A speech by The Prince of Wales at a reception to champion the improvement of Hospital Food across the UK
Published
So all I can say Ladies and Gentleman on this occasion is I do pray that this whole new initiative will gather impetus and force as a result of so many of you helping to lead the way.
Ladies and gentlemen I am very grateful to Dr Michael Dixon for crediting me with something that I don't think is really true at all, but at the same time, if I may say so, it's a great joy to get so many of you here on this occasion, so many experts and so many people involved, as it were, at the coalface in all these areas that you have been discussing today. I am not sure you need me to add very much more because I know you have already had all sorts of people telling you about their own experiences, Calderdale and indeed others who have already helped to lead the way in this whole field of not only hospital food but also in schools and elsewhere.
I have actually taken quite a lot of interest particularly as Parton of the Soil Association, which I have been Patron of that organisation for something like 30 or more years, so I greatly admire the work they have all been doing, and certainly for the last ten years I have been encouraged at the success that some hospitals have had in making really good food available to their patients and staff.
It was back in 2008 that I attended a Soil Association seminar for NHS Trust chief executives at the ground-breaking Royal Brompton Hospital where the then catering manager, Mike Duckett, who I am so pleased is here today even though he is retired, I thought it was vital to get him back here because he really has done so much to pioneer in this whole field. He was an inspiration to so many interested in good hospital food and I was fascinated in the way that he had persuaded the hospital authorities, as catering manager, to let him open the shutdown hospital kitchens, to bring in an organic chef, to then link with a hub of farmers which he developed in Kent - which is still going now - so that fresh and seasonal produce could be supplied to the hospital. He also set up a restaurant which actually made money, and at the end of the day he reduced waste in the hospital enormously, because the food was so much better, and obviously they had all sorts of other positive outcomes. And somehow he managed to do all this on the existing budget, and that was the really remarkable point.
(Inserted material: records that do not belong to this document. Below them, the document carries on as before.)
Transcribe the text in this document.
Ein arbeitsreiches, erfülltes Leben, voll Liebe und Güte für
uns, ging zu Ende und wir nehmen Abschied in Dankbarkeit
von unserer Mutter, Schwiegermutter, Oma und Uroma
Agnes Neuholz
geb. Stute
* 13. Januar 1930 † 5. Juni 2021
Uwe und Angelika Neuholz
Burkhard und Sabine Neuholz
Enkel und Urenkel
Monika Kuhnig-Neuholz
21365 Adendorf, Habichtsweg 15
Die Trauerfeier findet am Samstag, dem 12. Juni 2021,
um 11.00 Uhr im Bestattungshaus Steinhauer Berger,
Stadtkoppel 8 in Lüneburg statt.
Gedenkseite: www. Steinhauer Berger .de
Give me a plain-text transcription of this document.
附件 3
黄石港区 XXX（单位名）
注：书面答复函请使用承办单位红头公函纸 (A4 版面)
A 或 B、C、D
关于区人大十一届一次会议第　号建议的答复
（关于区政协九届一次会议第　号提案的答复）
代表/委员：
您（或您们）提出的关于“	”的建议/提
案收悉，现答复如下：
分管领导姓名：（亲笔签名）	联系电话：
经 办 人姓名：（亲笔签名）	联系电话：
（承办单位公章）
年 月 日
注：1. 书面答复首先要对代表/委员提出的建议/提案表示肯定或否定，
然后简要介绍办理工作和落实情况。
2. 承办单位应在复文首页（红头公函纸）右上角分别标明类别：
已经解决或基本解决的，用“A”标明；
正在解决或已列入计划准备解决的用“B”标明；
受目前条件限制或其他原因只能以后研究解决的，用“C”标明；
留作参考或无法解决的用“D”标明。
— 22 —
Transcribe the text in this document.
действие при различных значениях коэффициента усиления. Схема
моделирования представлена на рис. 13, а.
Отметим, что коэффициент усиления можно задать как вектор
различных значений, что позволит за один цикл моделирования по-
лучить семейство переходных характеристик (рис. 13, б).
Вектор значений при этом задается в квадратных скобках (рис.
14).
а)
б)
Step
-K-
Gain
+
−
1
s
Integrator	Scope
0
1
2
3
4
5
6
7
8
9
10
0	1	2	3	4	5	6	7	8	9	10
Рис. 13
So what we hoped by that seminar is that we would somehow get the message through on a 'seeing is believing' basis, that there was hope in terms of what could be done. And I remember on that occasion at the Royal Brompton I said that I felt "we needed to see food as a medicine in itself " and not only that, but if you think about it, what was being done at the Royal Brompton, and now in various other hospitals with the catering mark and everything else, is ticking an enormous number of appropriate boxes as far as enhanced sustainability, local sourcing, lower food miles and better patient health. So in fact you are creating a much more virtuous circle by looking at this whole issue of local sourcing and local hubs, whether it's local hubs of farmers linked to local hubs of hospitals, schools, prisons, Ministry of Defence establishments - you name it - the opportunities are enormous in terms of what can be done locally, to improve the local economy and everything else, and of course reducing transport costs and food miles.
So altogether this whole approach does have huge benefits and I have never forgotten at Brompton Hospital hearing that the cost to the NHS of, wait for it, constipation was something like £100 million a year! And when you think about it there's an awful lot that perhaps could be done to help reduce some of that. And perhaps, Ladies and Gentleman, you can imagine just how delighted I was that last month NHS England launched an initiative CQUIN, which for the first time actually encouraged commissioners to make hospital food a clinical priority , in line with the Department of Health's new principle of rewarding excellence in hospital food. I know that having visited Nottingham University Hospital Trust back in 2009 to deliver the first Food for Life Catering Mark Awards that Nottingham City Hospital is another leader in this area, and was of course the first hospital to be awarded a Food for Life Catering Mark.
So all I can say Ladies and Gentleman on this occasion is I do pray that this whole new initiative will gather impetus and force as a result of so many of you helping to lead the way. I'm sure this will feed enormously into improving not only people's health but also reducing the levels of malnutrition amongst the elderly, and all sorts of other areas that have needed attention, it seems to me, for a very long time.
I do wish you every possible good fortune and I look forward to hearing and seeing the results in due course.